Seleznyov, 38, was arrested by U.S. authorities in 2014 at an airport in the Maldives and quickly taken to the U.S. territory of Guam, sparking accusations by Moscow that he was kidnapped.
U.S. investigators uncovered Seleznyov’s online activities in the late 2000s and asked Russia's Federal Security Service (FSB) for help. Seleznyov's online footprint soon disappeared, leading U.S. investigators to believe Russia was protecting him.
Seleznyov (listed as Roman V. Seleznev in U.S. court papers) received one of the harshest sentences ever handed down to a Russian hacker because he chose to fight his case despite a preponderance of evidence rather than cooperate.
Vladislav Klyushin, 41, was arrested in Switzerland on March 21, 2021, on charges of stealing insider information and using it to make a fortune. He was extradited to the United States on December 18.
Klyushin is accused of being part of a group that hacked into networks to steal sensitive corporate data and use the information to trade stocks. The group is thought to have made a total of $82 million over a two-year period from 2018 to 2020.
The other members of the group remain at large. One of them is a former officer in the Russian Main Intelligence Directorate, known as the GRU, who was previously charged in July 2018 for his alleged role in a Russian effort to meddle in the 2016 U.S. elections.
Klyushin owned M-13, a Russian company that offers media-monitoring and cybersecurity services, and is believed to have Kremlin ties. His company provided IT solutions that were used by the Russian president, federal ministries and departments, as well as regional state executive bodies.
Aleksandr Vinnik, 43, who is also known as Mr. Bitcoin, was extradited to the United States on August 5 to face money-laundering charges.
Vinnik allegedly owned and operated BTC-e, one of the world’s largest digital-currency exchanges. The United States claims BTC-e was used extensively by cybercriminals worldwide to launder money because it did not require users to validate their identity, obscured and anonymized transactions and sources of funds, and lacked any due diligence processes.
Vinnik was arrested on a U.S. warrant in 2017 on a Greek beach while vacationing with his family. However, he was initially extradited to France to face separate money-laundering charges and sentenced to five years in prison.
He was released from a French prison on August 4 but immediately sent back to Greece, which had requested his return so it could execute the original U.S. warrant.

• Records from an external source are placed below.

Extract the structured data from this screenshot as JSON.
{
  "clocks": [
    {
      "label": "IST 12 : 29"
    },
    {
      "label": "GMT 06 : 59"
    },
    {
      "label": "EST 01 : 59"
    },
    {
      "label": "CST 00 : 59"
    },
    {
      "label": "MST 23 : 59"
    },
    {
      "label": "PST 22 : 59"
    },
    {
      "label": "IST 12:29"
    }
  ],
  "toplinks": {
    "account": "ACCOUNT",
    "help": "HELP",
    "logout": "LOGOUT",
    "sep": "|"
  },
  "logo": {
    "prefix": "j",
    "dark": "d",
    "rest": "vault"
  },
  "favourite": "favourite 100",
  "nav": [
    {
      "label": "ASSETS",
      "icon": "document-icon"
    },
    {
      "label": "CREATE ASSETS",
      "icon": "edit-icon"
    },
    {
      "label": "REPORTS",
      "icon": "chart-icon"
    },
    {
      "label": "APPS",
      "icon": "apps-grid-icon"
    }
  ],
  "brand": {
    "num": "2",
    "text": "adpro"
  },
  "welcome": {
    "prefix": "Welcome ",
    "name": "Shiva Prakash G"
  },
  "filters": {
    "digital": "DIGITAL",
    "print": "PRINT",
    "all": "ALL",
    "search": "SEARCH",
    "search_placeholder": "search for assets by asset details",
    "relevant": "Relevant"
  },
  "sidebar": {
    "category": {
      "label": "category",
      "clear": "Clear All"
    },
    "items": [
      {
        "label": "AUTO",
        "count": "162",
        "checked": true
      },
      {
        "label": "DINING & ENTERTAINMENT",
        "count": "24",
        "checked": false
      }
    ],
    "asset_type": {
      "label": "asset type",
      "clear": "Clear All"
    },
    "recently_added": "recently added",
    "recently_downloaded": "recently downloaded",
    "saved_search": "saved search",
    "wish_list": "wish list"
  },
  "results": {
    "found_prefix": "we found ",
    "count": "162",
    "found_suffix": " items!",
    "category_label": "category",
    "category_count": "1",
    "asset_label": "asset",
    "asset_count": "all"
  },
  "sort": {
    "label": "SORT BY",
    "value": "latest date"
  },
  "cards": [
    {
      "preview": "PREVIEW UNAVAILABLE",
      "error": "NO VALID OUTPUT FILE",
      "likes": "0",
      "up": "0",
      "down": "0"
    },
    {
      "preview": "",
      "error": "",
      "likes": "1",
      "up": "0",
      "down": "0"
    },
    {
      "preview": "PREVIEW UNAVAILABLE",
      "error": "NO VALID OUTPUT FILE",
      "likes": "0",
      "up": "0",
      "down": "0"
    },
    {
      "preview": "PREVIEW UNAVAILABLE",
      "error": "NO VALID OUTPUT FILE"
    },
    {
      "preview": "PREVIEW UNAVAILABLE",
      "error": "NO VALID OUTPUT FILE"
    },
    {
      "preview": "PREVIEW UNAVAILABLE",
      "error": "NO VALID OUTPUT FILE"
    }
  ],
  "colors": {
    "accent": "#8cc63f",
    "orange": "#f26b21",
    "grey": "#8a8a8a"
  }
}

If convicted by a U.S. court, Vinnik faces up to 20 years in prison. The timing of Vinnik's transfer to the United States coincided with the sentencing of Griner, giving rise to speculation he may be used in a possible prisoner swap.
Denis Dubnikov, 29, was extradited to the United States earlier this year on charges of laundering cryptocurrency tied to a notorious ransomware gang.
Dubnikov, who co-owns small crypto-exchanges, allegedly received hundreds of thousands of dollars' worth of digital currency from Ryuk, a ransomware gang believed to have extracted tens of millions in ransoms, including from U.S. victims.
Dubnikov denied the charges, saying at the time through his lawyer that he did not know the source of the money that the United States alleges came from ransomware payments.
Dubnikov's arrest has been called one of U.S. law enforcement's first potential blows to the Ryuk gang, which is suspected of being behind a rash of cyberattacks on U.S. health-care organizations. The Wall Street Journal said that Ryuk took in more than $100 million in ransom payments last year.